At first, the elephant ignored him. So the lion roared, “Who is the king of the jungle? “ The elephant immediately grabbed the lion with his trunk, whirled him around in the air five or six times and slammed him into a tree. Then he pounded him onto the ground several times, dunked him under water in a nearby lake, and finally dumped him out on the shore. The lion--beaten, bruised, and battered--struggled to his feet. He looked at the elephant and said, "Look, just because you don’t know the answer is no reason for to get mean about it!"
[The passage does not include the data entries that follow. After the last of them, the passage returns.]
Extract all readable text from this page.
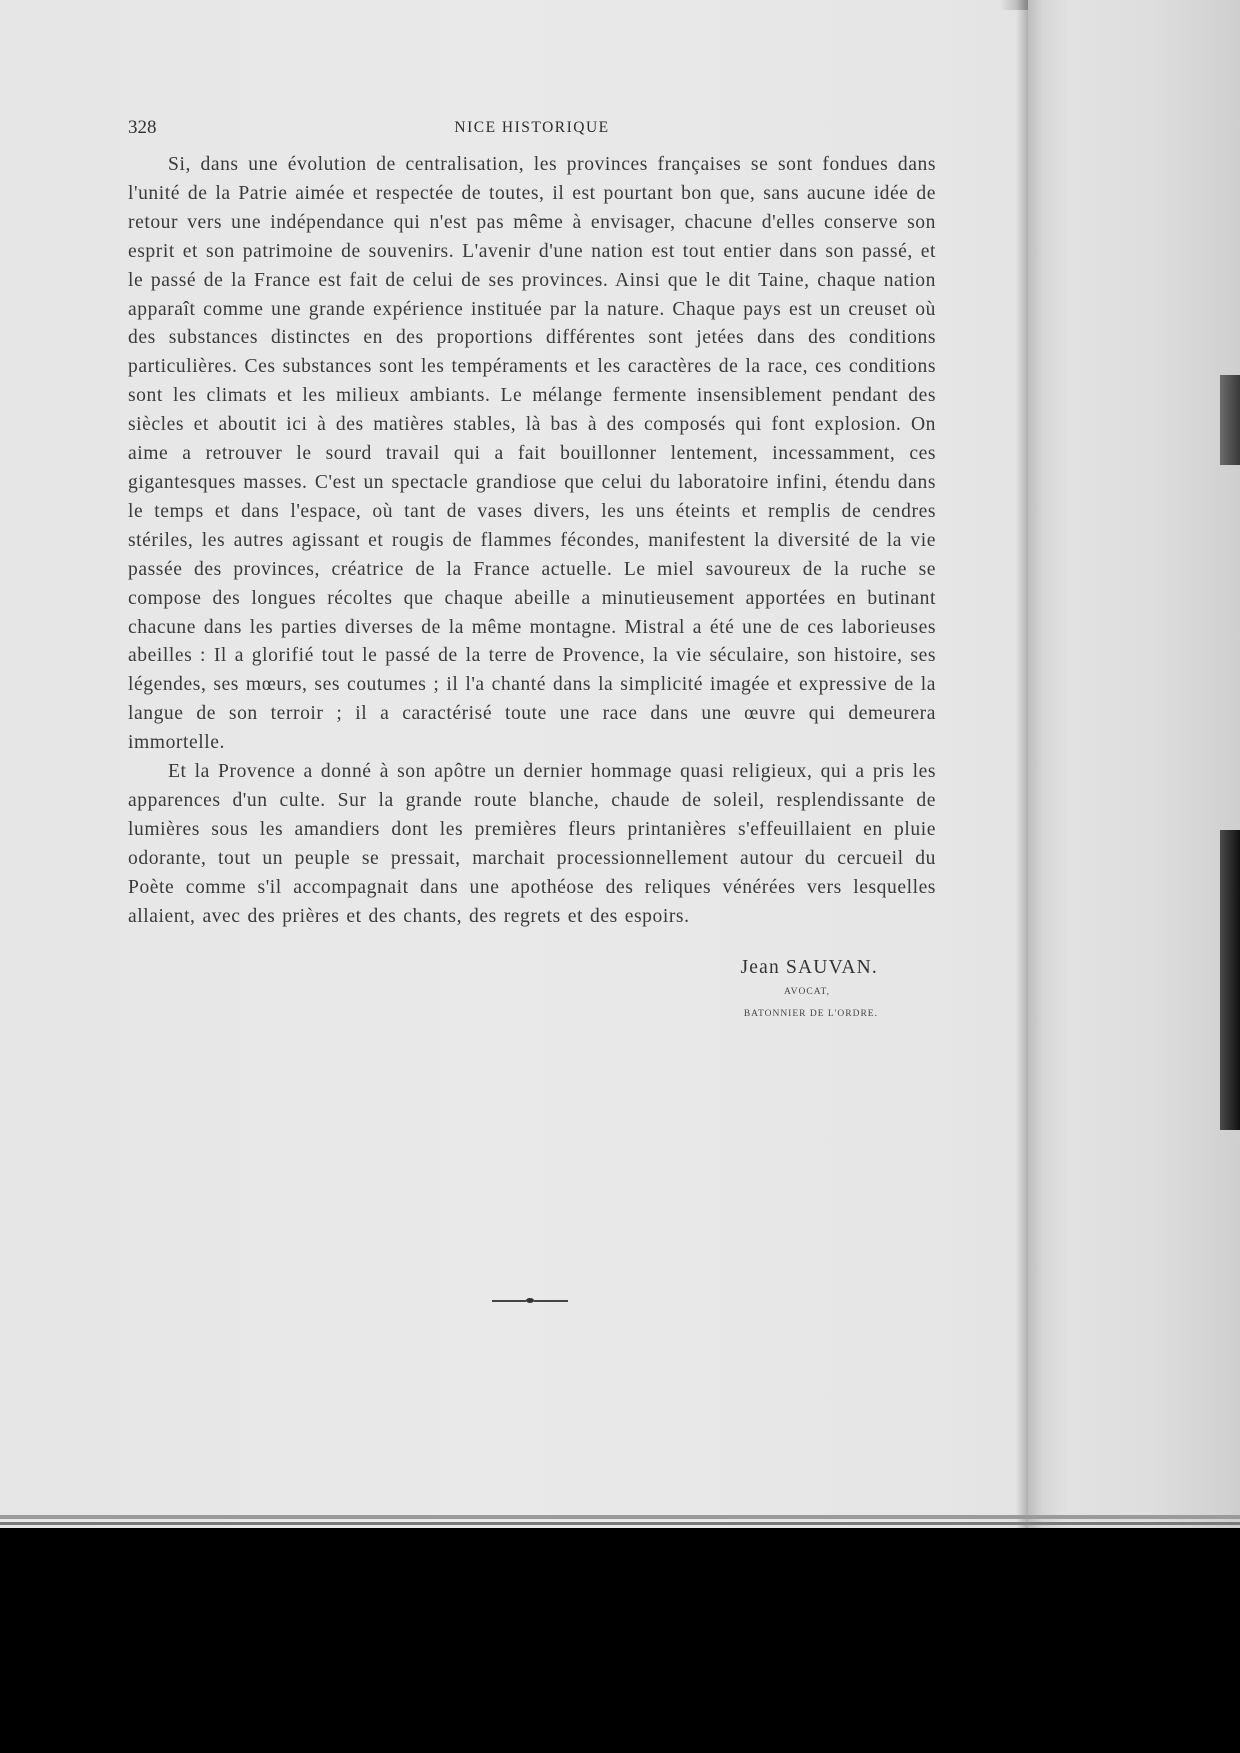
328	NICE HISTORIQUE

Si, dans une évolution de centralisation, les provinces françaises se sont fondues dans l'unité de la Patrie aimée et respectée de toutes, il est pourtant bon que, sans aucune idée de retour vers une indépendance qui n'est pas même à envisager, chacune d'elles conserve son esprit et son patrimoine de souvenirs. L'avenir d'une nation est tout entier dans son passé, et le passé de la France est fait de celui de ses provinces. Ainsi que le dit Taine, chaque nation apparaît comme une grande expérience instituée par la nature. Chaque pays est un creuset où des substances distinctes en des proportions différentes sont jetées dans des conditions particulières. Ces substances sont les tempéraments et les caractères de la race, ces conditions sont les climats et les milieux ambiants. Le mélange fermente insensiblement pendant des siècles et aboutit ici à des matières stables, là bas à des composés qui font explosion. On aime a retrouver le sourd travail qui a fait bouillonner lentement, incessamment, ces gigantesques masses. C'est un spectacle grandiose que celui du laboratoire infini, étendu dans le temps et dans l'espace, où tant de vases divers, les uns éteints et remplis de cendres stériles, les autres agissant et rougis de flammes fécondes, manifestent la diversité de la vie passée des provinces, créatrice de la France actuelle. Le miel savoureux de la ruche se compose des longues récoltes que chaque abeille a minutieusement apportées en butinant chacune dans les parties diverses de la même montagne. Mistral a été une de ces laborieuses abeilles : Il a glorifié tout le passé de la terre de Provence, la vie séculaire, son histoire, ses légendes, ses mœurs, ses coutumes ; il l'a chanté dans la simplicité imagée et expressive de la langue de son terroir ; il a caractérisé toute une race dans une œuvre qui demeurera immortelle.

Et la Provence a donné à son apôtre un dernier hommage quasi religieux, qui a pris les apparences d'un culte. Sur la grande route blanche, chaude de soleil, resplendissante de lumières sous les amandiers dont les premières fleurs printanières s'effeuillaient en pluie odorante, tout un peuple se pressait, marchait processionnellement autour du cercueil du Poète comme s'il accompagnait dans une apothéose des reliques vénérées vers lesquelles allaient, avec des prières et des chants, des regrets et des espoirs.

Jean SAUVAN.
AVOCAT,
BATONNIER DE L'ORDRE.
Today we are going to discuss pride, the animal kingdom and a pride-filled man. The Bible gives us several warnings about pride. “Pride leads to conflict,” (Proverbs 13:10), “Pride goes before destruction” (Proverbs 16:18), “Pride leads to disgrace,” (Proverbs 11:2), “Pride ends in humiliation,” (Proverbs 29:33).
Let’s look at Mr. Lion. His pride led to conflict. All the other animals were unsure of their ability to stand up to the lion. They coward before him and placated him with compliments. But the elephant with held his answer and, in his pride, the lion became confrontational.
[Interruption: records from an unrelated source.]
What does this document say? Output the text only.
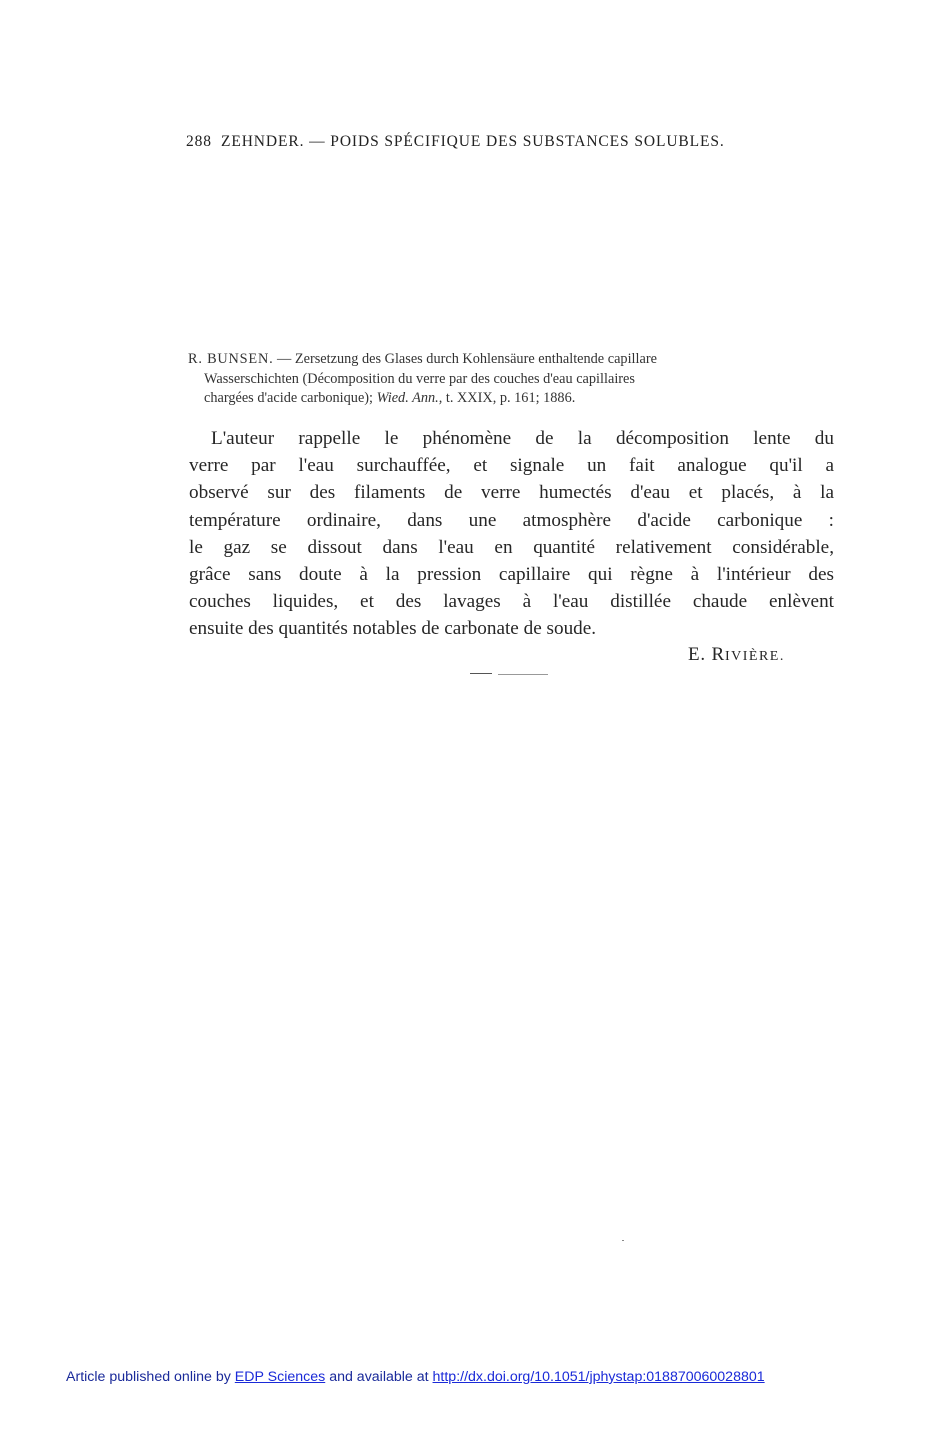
288 ZEHNDER. — POIDS SPÉCIFIQUE DES SUBSTANCES SOLUBLES.
R. BUNSEN. — Zersetzung des Glases durch Kohlensäure enthaltende capillare
Wasserschichten (Décomposition du verre par des couches d'eau capillaires
chargées d'acide carbonique); Wied. Ann., t. XXIX, p. 161; 1886.
L'auteur rappelle le phénomène de la décomposition lente du
verre par l'eau surchauffée, et signale un fait analogue qu'il a
observé sur des filaments de verre humectés d'eau et placés, à la
température ordinaire, dans une atmosphère d'acide carbonique :
le gaz se dissout dans l'eau en quantité relativement considérable,
grâce sans doute à la pression capillaire qui règne à l'intérieur des
couches liquides, et des lavages à l'eau distillée chaude enlèvent
ensuite des quantités notables de carbonate de soude.
E. RIVIÈRE.
Article published online by EDP Sciences and available at http://dx.doi.org/10.1051/jphystap:018870060028801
Next, his pride went before his destruction. Mr. Lion found himself being whirled through the air, slammed into a tree, smashed into the ground, and nearly drowned, before being deposited on the shore.
His pride then led him to disgrace. All the animals that had feared him so much were now in awe of the elephant. They began to reconsider who was the true king of the jungle.
Finally, his pride left him humiliated. He tried to make a comment that deflected from the fact that his pride had disgraced him and destroyed his reputation.
The danger of pride is what led Paul to write in Romans 12:3 “Because of the privilege and authority God has given me, I give each of you this warning: Don’t think you are better than you really are. Be honest in your evaluation of yourselves, measuring yourselves by the faith God has given us.”
We have a tendency to measure ourselves on a basis of worldly standards. We look better then someone else. We are more fit, more successful, wealthier, more talented, and the list goes on. But Paul warns us not to evaluate ourselves too highly.
As Christians, we should evaluate ourselves based on the faith that God has given to us. In other words, we are to have a right state of mind about ourselves, being honest with ourselves about our faults. James 4:6 states, “God opposes the proud but favors the humble.”